Aspect 16. The apparatus of Aspect 15, wherein calculating the first peak energy return value further comprises: identifying a first set of selected range spans that correspond to the initial velocity estimate; and calculating the first peak energy return value based on an energy value associated with each respective range span of the first set of range spans that correspond to the initial velocity estimate.
Aspect 17. The apparatus of Aspect 15 or 16, wherein comparing the first peak energy return value with the second peak energy return value further comprises determining that the alias velocity is the actual velocity of the object based on the second peak energy return value being greater than the first peak energy return value.
Aspect 18. The apparatus of any of Aspects 15 through 17, wherein comparing the first peak energy return value with the second peak energy return value further comprises determining that the alias velocity is not the actual velocity of the object based on the second peak energy return value being greater than the first peak energy return value.
Aspect 19. The apparatus of any of Aspects 15 through 18 wherein reflections of the transmitted set of radar pulses are received; a baseband signal for each of the set of radar pulses are generated; and each of the baseband signals are sampled by an analog to digital converter.
Aspect 20. The apparatus of any of Aspects 15 through 19, wherein the one or more processors execute the instructions to: perform a first fast Fourier transform (FFT) on data associated with the sampled baseband signals; perform a second FFT on results of the first FFT; and identify a Doppler shift based on results of the second FFT, wherein the initial velocity estimate is identified based on the identified Doppler shift.
The various embodiments described above are provided by way of illustration only and should not be construed to limit the scope of the disclosure. For example, the principles herein apply equally to optimization as well as general improvements.

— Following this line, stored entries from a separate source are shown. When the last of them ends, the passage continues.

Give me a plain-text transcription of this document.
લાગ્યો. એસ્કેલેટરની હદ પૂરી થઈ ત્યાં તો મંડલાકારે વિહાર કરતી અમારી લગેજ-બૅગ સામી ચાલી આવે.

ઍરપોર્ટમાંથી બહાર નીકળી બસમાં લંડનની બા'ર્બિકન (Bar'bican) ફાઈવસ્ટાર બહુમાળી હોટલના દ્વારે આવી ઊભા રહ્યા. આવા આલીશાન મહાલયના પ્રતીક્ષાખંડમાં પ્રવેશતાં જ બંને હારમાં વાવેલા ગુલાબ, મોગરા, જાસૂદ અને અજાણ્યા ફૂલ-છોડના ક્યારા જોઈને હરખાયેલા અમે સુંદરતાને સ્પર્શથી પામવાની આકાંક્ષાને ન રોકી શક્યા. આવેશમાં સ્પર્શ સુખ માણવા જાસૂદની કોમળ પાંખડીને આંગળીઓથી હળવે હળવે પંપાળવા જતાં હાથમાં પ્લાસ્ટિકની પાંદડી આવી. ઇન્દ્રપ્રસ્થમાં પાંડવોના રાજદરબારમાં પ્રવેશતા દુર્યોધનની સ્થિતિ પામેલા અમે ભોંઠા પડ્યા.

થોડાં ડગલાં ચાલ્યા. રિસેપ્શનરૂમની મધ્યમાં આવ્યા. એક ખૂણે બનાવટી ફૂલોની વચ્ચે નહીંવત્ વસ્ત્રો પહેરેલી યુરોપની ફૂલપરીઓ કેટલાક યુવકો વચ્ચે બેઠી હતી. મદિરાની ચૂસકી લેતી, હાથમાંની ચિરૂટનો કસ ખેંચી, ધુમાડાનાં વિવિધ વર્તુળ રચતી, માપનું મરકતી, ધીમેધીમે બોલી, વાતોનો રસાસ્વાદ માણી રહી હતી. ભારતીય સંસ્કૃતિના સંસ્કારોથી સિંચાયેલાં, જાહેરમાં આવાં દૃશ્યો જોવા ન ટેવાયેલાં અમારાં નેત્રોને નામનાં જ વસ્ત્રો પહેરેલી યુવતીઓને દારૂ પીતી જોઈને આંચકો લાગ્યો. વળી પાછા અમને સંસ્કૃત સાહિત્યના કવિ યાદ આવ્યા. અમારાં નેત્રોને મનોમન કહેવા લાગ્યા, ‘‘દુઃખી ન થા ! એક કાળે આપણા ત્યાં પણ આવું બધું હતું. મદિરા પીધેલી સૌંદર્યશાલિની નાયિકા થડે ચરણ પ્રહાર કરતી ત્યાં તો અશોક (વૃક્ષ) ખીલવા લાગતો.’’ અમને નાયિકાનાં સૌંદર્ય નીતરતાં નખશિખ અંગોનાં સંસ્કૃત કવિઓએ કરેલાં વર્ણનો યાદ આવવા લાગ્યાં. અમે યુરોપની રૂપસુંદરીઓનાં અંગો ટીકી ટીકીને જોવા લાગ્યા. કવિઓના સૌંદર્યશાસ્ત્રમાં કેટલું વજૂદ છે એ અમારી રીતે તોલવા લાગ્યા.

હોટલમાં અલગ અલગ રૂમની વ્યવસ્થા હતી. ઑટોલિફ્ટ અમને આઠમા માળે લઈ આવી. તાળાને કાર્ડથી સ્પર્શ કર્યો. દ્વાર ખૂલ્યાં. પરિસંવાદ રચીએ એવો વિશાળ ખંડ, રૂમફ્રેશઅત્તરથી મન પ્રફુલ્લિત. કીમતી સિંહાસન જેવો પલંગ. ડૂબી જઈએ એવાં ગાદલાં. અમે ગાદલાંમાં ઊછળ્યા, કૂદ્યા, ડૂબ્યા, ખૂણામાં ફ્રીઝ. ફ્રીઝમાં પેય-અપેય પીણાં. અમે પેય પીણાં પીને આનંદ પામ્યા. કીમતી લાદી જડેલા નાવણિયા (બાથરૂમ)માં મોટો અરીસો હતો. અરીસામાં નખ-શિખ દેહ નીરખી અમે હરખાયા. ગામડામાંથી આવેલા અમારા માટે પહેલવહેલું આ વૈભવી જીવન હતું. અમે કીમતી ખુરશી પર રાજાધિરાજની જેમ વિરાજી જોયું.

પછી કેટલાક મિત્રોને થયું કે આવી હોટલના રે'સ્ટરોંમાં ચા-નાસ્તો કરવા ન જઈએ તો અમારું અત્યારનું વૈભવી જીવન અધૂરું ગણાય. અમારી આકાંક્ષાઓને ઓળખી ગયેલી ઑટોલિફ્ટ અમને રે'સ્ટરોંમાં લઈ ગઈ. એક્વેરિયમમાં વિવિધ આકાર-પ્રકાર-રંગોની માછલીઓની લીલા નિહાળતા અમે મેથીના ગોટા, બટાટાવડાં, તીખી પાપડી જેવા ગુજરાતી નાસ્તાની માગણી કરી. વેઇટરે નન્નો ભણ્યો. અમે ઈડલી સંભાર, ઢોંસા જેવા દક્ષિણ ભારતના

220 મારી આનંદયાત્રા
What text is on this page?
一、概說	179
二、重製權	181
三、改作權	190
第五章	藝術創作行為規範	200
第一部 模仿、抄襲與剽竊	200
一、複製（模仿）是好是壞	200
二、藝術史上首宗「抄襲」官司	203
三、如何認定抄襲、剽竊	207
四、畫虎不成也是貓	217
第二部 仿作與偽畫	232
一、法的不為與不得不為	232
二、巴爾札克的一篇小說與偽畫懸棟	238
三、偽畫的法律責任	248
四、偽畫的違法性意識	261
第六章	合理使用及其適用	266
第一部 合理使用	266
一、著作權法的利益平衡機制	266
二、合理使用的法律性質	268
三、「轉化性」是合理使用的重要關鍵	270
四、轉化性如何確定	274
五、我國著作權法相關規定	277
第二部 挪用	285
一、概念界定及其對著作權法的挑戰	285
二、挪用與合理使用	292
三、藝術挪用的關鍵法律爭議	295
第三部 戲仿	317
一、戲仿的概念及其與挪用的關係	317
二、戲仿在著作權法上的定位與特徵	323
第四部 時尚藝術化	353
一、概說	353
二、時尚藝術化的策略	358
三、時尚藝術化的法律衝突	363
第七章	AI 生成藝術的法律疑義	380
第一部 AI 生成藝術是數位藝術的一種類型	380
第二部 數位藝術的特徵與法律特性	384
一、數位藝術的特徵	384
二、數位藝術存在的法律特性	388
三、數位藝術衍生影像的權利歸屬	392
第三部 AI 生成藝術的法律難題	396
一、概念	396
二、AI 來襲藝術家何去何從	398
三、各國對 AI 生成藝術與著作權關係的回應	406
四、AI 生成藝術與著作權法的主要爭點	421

Various modifications and changes may be made to the principles described herein without following the example embodiments and applications illustrated and described herein, and without departing from the spirit and scope of the disclosure.
Claim language or other language in the disclosure reciting “at least one of” a set and/or “one or more” of a set indicates that one member of the set or multiple members of the set (in any combination) satisfy the claim. For example, claim language reciting “at least one of A and B” or “at least one of A or B” means A, B, or A and B. In another example, claim language reciting “at least one of A, B, and C” or “at least one of A, B, or C” means A, B, C, or A and B, or A and C, or B and C, or A and B and C. The language “at least one of” a set and/or “one or more” of a set does not limit the set to the items listed in the set. For example, claim language reciting “at least one of A and B” or “at least one of A or B” can mean A, B, or A and B, and can additionally include items not listed in the set of A and B.